Tuesday, September 04, 2001

Bigger = Better?

HP is merging with Compaq. They will keep the HP name. Although I've seen several interesting combinations to tout the merger. Methinks that HPaq is the best of the lot.

I won't hold my breath about the merger. Bigger seldom equals better (unless you are a sumo wrestler).

Thousands will lose their jobs, of course. It comes with the territory. Only a select few will enjoy being separated from either company. Only those that will need and can afford Brinks trucks to haul their golden parachutes, will come out of this smelling like a rose.
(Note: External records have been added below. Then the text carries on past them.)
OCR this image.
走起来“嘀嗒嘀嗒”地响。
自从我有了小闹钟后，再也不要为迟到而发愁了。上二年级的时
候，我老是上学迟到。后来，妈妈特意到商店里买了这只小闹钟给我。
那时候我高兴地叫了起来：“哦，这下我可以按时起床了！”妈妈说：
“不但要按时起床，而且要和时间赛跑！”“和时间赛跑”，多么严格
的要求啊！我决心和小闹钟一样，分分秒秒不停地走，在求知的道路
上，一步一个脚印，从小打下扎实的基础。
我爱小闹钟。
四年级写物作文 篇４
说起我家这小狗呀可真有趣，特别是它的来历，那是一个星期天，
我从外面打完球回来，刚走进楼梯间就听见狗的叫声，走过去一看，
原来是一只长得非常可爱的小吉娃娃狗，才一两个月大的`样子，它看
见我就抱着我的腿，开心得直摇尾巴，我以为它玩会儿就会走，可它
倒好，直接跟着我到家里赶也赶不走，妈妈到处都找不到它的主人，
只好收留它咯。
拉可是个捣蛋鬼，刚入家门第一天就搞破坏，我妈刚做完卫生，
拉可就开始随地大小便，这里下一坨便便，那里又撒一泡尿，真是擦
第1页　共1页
What a lot of people don't know and the companies that are merging never tell you is that when the merger closes, all of the billions in the acquired company's bank account belongs to the victor. Selling out is the only legal way that the top brass of the company can lay claim to a good sized portion of that money.

That's what happened when About.com was acquired by Primedia. About had had a second successful stock offering and had $125 million cash in the bank. Primedia wanted (and needed) that cash bad! The chairman and CEO of About wanted to get his hands on that money too.

So he sold About. Primedia got the $125 million cash. The About CEO got a cushy salary and title and stock options. Only months later did the rest of the story come out. His contract guaranteed him $25 million for his PRM stock that he got in the sale. Last I heard, it was worth only about $9 million and Primedia is having to fork over the $16 million difference. Want to bet whether Primedia is looking to acquire another company with millions in the bank?

Sounds like a Ponzi scheme, doesn't it?